When it comes to splurging, you may fall into one of two camps: Either you splurge a little too often (maybe even to the point of creating debt) or you struggle to ever splurge on anything, even if you have the money for it. So how do you manage those spending tendencies? 

The first step is to understand your own habits so you can tailor your spending plan to better manage your emotions — and any potential debt — when it comes to spending. 

1. Get to know your money story

One of the best ways to better manage those feelings of guilt around spending is to understand where they come from.

So many different memories and values shape the way you feel about money and spending. Think about your earliest money memories — the way money was talked about at home or what you learned about money at school. These moments are key parts of your money story , which helps form your money mindset . Digging into your money story and mindset can help you uncover the origin of any unhealthy splurge habits (and that goes for both overspenders and underspenders).

If you're feeling shame about spending a little bit more on yourself, that emotion may stem from something deeper in your financial background. Confronting, understanding and accepting that past can help you adjust your perspective today. It can also set you on a path toward building a healthier relationship with your spending.

If you're prone to spontaneous indulgences, consider creating a splurge bucket to cover those must-have moments.

2. Plan accordingly

Another way to skip the splurge guilt trip is to plan for those more decadent spends. Ally Bank's automated savings tools can help you put money aside on a recurring basis to financially prepare for bigger purchases.

Consider creating a splurge savings bucket in an Ally Bank Savings Account to cover those must-have moments. You may not be able to plan for everything, but you can get a head start. And for those who have a fear of overspending, a bucket can serve as a visual reminder of the money available for the occasional splurge. 

3. Know your limits

No gaming console, designer fit or trendy sneakers is worth going into debt  for. A thorough understanding of your financial status and what you're able to afford can help you decide what's worth splurging on. If you don’t know where to start, try thinking about your values (for instance, spending time with family, staying active or practicing self-care) and build your budget or spending plan around those key priorities. If you find that you’re prone to comparing yourself to others, bringing your attention to your personal values can help give you focus.

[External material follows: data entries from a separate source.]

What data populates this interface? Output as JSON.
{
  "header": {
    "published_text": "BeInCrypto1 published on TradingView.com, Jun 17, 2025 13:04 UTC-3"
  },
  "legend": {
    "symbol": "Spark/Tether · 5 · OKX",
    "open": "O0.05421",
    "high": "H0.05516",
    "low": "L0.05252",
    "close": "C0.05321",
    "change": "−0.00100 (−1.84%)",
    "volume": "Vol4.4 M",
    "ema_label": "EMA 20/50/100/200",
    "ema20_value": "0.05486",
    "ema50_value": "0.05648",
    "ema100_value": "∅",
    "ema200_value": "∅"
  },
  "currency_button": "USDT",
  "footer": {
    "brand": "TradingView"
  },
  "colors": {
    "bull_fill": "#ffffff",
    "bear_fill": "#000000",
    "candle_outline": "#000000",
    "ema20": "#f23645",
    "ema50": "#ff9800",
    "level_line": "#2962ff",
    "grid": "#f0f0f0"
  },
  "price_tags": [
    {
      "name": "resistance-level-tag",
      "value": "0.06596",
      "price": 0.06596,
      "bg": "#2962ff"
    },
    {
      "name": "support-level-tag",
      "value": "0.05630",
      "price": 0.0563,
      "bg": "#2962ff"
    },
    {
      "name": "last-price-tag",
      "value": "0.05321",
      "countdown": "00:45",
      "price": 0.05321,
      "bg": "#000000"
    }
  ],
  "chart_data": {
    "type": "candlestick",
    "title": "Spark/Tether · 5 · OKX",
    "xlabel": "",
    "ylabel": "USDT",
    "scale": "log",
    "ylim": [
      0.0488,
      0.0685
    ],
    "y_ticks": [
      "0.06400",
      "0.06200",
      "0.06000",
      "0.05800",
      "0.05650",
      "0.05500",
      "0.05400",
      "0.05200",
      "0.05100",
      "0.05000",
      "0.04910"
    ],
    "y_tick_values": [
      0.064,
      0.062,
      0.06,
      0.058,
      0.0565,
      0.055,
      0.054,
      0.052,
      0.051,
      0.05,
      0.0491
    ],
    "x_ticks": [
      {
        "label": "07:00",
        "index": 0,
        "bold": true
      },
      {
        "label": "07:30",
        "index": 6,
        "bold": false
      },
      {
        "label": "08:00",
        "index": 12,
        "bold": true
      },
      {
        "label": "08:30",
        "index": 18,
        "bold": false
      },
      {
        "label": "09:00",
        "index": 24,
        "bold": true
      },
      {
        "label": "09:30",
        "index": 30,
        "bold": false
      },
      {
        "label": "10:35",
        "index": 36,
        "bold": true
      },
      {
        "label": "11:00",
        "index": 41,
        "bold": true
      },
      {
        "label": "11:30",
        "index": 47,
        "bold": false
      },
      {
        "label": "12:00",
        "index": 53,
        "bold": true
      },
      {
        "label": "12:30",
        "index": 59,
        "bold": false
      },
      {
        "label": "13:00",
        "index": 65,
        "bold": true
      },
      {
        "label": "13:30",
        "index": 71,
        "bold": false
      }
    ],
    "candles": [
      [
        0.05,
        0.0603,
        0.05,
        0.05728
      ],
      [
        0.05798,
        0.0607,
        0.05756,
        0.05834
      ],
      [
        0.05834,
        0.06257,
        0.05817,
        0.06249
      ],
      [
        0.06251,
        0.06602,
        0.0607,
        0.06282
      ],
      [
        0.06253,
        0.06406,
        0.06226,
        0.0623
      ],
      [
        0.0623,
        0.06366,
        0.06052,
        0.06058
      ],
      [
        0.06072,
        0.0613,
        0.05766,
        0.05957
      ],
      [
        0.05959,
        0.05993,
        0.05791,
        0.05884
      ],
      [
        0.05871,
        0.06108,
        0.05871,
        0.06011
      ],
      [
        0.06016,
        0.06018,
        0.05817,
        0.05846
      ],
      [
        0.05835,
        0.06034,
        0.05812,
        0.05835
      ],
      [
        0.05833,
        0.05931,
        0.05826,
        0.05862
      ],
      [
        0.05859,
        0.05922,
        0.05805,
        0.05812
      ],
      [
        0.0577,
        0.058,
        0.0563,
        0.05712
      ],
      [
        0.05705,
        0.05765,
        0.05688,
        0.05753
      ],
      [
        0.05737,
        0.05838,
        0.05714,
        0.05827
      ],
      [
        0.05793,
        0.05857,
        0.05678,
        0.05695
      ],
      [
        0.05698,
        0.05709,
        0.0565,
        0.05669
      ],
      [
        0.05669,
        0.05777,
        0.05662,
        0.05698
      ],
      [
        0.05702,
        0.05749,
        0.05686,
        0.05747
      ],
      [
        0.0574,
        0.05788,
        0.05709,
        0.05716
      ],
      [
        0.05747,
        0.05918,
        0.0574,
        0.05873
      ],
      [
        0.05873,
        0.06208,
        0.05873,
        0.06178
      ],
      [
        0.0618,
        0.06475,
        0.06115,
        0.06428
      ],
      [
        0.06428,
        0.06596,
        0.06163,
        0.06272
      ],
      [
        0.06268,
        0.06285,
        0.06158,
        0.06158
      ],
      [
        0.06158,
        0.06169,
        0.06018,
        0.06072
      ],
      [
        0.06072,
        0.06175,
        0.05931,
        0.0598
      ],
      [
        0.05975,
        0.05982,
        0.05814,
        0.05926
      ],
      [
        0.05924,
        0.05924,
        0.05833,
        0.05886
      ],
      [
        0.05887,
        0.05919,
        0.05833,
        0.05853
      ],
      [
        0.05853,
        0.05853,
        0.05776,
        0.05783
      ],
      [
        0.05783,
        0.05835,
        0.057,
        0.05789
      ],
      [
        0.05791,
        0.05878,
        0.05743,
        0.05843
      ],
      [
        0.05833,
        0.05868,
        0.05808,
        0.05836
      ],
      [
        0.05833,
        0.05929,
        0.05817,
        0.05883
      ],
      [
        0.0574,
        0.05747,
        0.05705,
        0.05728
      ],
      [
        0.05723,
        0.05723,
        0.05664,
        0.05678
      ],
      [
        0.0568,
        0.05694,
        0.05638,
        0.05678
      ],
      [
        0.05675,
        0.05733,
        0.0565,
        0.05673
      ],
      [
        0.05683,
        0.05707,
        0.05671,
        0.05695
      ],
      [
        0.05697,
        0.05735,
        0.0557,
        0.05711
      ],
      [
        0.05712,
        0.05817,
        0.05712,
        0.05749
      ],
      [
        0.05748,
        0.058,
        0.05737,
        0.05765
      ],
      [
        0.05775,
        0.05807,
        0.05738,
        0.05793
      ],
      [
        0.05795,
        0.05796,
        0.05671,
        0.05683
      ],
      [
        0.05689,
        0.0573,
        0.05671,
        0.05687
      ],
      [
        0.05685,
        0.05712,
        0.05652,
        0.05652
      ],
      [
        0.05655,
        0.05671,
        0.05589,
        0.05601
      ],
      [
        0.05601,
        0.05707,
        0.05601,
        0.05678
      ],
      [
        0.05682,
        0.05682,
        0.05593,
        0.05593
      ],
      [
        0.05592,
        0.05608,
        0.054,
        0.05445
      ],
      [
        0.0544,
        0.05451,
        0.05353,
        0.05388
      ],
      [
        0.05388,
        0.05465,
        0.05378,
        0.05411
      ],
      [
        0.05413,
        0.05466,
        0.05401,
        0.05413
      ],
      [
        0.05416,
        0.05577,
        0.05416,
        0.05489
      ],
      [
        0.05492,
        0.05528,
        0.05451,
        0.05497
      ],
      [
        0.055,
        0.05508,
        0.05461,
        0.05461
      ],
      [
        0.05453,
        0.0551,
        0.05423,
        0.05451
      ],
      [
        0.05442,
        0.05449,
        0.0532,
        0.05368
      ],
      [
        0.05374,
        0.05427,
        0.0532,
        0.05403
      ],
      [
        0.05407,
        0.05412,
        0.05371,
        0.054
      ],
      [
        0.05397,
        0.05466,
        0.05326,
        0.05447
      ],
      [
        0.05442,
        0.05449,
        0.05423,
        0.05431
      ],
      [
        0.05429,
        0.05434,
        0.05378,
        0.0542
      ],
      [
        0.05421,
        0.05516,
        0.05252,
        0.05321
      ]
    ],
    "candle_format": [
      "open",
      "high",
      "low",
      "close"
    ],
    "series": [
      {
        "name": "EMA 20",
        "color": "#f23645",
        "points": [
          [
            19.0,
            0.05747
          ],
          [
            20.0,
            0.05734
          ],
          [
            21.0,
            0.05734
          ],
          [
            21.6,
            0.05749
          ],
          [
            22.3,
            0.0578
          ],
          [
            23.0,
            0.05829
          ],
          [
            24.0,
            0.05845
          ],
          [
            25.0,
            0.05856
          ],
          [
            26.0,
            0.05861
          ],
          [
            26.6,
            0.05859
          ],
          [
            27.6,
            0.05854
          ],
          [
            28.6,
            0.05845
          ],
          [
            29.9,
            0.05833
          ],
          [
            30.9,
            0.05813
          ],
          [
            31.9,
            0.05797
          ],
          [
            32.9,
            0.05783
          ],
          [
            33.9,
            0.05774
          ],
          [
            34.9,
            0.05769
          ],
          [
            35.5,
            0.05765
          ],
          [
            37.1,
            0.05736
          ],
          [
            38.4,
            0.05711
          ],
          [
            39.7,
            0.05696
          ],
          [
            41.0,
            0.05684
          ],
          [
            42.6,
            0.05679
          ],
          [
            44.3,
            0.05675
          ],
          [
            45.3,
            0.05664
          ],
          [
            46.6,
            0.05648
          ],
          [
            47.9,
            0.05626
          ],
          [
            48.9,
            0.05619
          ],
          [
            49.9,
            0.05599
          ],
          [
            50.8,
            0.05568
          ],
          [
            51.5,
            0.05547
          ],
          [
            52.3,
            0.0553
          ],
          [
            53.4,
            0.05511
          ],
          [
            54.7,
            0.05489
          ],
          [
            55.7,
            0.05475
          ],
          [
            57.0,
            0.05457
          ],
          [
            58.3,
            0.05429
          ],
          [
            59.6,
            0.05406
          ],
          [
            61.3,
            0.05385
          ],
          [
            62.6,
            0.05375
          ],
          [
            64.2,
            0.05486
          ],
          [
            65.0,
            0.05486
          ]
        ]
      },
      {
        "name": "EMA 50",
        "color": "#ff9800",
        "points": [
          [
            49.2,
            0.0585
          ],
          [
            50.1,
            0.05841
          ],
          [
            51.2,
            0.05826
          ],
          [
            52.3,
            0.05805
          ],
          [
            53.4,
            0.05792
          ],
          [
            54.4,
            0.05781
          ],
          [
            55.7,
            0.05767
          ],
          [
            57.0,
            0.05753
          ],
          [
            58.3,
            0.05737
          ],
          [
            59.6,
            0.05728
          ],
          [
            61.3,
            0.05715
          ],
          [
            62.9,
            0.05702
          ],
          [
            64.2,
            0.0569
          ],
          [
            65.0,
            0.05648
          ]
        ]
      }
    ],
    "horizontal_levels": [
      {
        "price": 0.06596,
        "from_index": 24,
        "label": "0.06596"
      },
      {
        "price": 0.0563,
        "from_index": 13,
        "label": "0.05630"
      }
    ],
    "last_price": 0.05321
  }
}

If creating a monthly budget is on your list, the 50/30/20 method is good for beginners, designating 50% of your monthly income for essentials, 30% for extras (including those splurge-worthy moments) and 20% for your saving, investing and debt repayment. Map out your income and expenses to get a clearer picture of how much you can afford to spend on splurges. Ask yourself if it’s worth spending a little bit extra or if you can go with a lower-cost option, and if you need some time to save up, that’s OK — it’ll be so satisfying when you reach your goal. 

Give yourself permission

At the end of the day, remember that it's OK to treat yourself from time to time. Allow yourself that gift, truly accept the splurge and move on.

As long as you're taking steps toward building your emergency fund , budgeting , taking on good debt (and paying it down) responsibly and investing in your financial future, a spur-of-the-moment splurge isn't going to have a lasting impact. Let yourself enjoy it. You earned it!